Ambiente e entidades não-humanas continuam a ser um assunto com muito para dizer. O mesmo não pode ser aplicado a outros temas comuns na fotografia nos últimos anos; a melhor maneira de o descobrir é olhar para os artistas emergentes, que recebem sempre muita atenção e espaço no Fotofestiwal. Depois de ver a exposição Karasses and Granfallons, isto vem-me à cabeça: a era do corpo e da identidade na fotografia está prestes a terminar? Por enquanto, o tema parece já ter sido explorado exaustivamente e não há muito mais a acrescentar.
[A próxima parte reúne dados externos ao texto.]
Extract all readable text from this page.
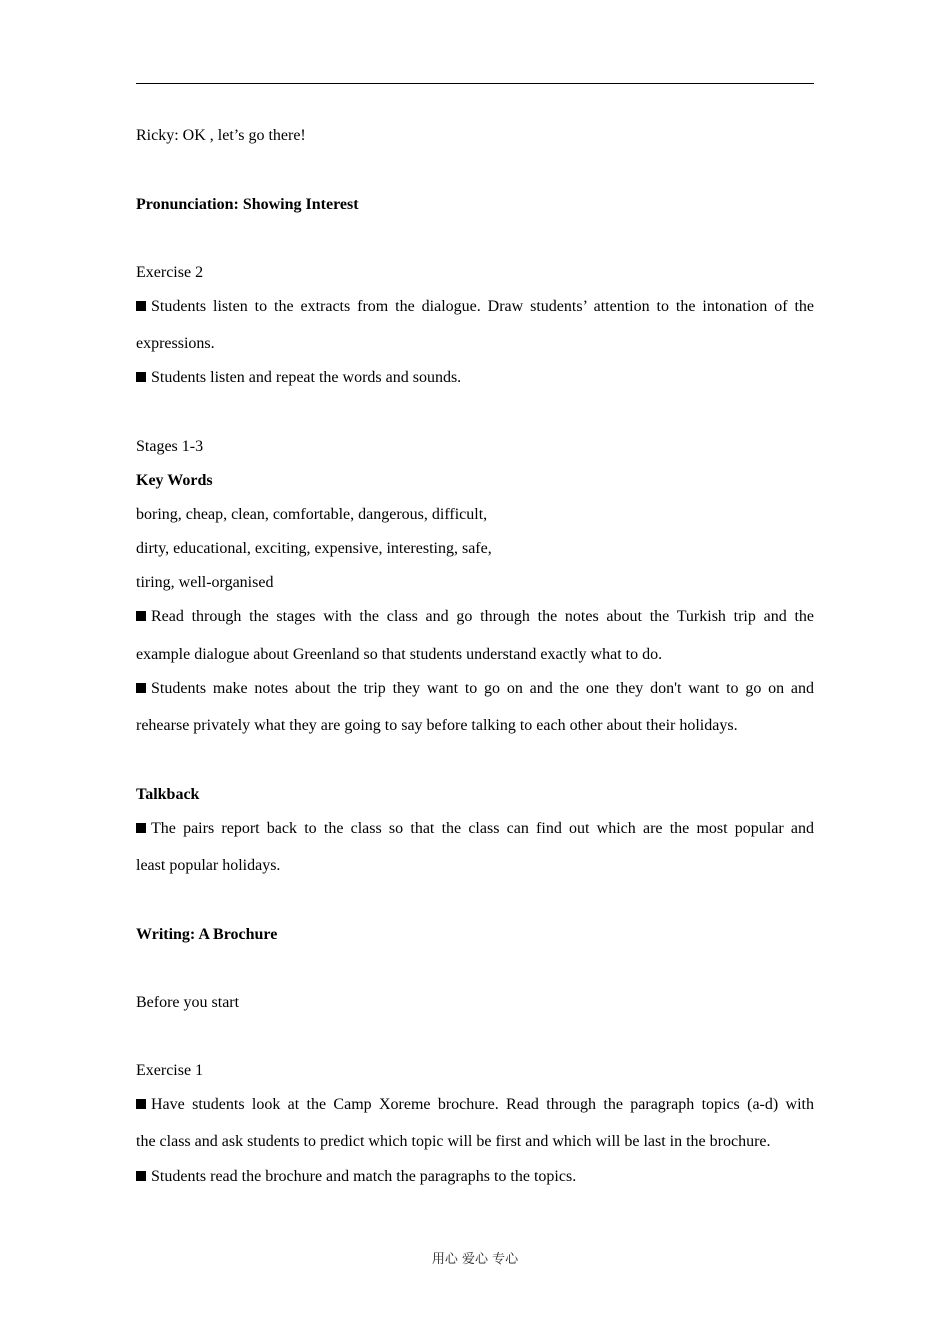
Ricky: OK , let’s go there!
Pronunciation: Showing Interest
Exercise 2
Students listen to the extracts from the dialogue. Draw students’ attention to the intonation of the
expressions.
Students listen and repeat the words and sounds.
Stages 1-3
Key Words
boring, cheap, clean, comfortable, dangerous, difficult,
dirty, educational, exciting, expensive, interesting, safe,
tiring, well-organised
Read through the stages with the class and go through the notes about the Turkish trip and the
example dialogue about Greenland so that students understand exactly what to do.
Students make notes about the trip they want to go on and the one they don't want to go on and
rehearse privately what they are going to say before talking to each other about their holidays.
Talkback
The pairs report back to the class so that the class can find out which are the most popular and
least popular holidays.
Writing: A Brochure
Before you start
Exercise 1
Have students look at the Camp Xoreme brochure. Read through the paragraph topics (a-d) with
the class and ask students to predict which topic will be first and which will be last in the brochure.
Students read the brochure and match the paragraphs to the topics.
用心 爱心 专心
Outro exercício interessante é uma exposição tão sem corpo e sem forma quanto possível: The Happy Death of Images na Grohmann’s Vila (Museu de Livros de Arte). O espaço assombroso combina perfeitamente com a natureza conceptual da exposição radicalmente anti-fotográfica, que se concentra no processo e na ação partilhada. Isto repercute-se em Fluxus e o famoso festival de arte conceptual dos anos 70 Łódź, Construction in Process. O próprio edifício, com a sua velha aura decadente de Nova Iorque, poderia ter albergado artistas do Fluxus no seu auge. E parece ter sido construído para se ajustar à arte fugaz, transitória e efémera.
A principal tarefa do fotógrafo, durante os tempos de crise, foi sempre documentar, persuadir e por vezes difundir propaganda, mas também aproximar as pessoas. A edição deste ano do Fotofestiwal discute tudo isto, mas concentra-se – obviamente – no último ponto, nos seus momentos mais convincentes. Mostra o potencial da fotografia para fazer com que os espectadores sintam empatia e esperançosamente apoiem a causa da solidariedade. Afinal de contas, o termo solidarność é conhecido há anos como uma marca registada polaca.
Fotofestiwal Łódź decorreu de 6 a 26 de junho sob o título Communities.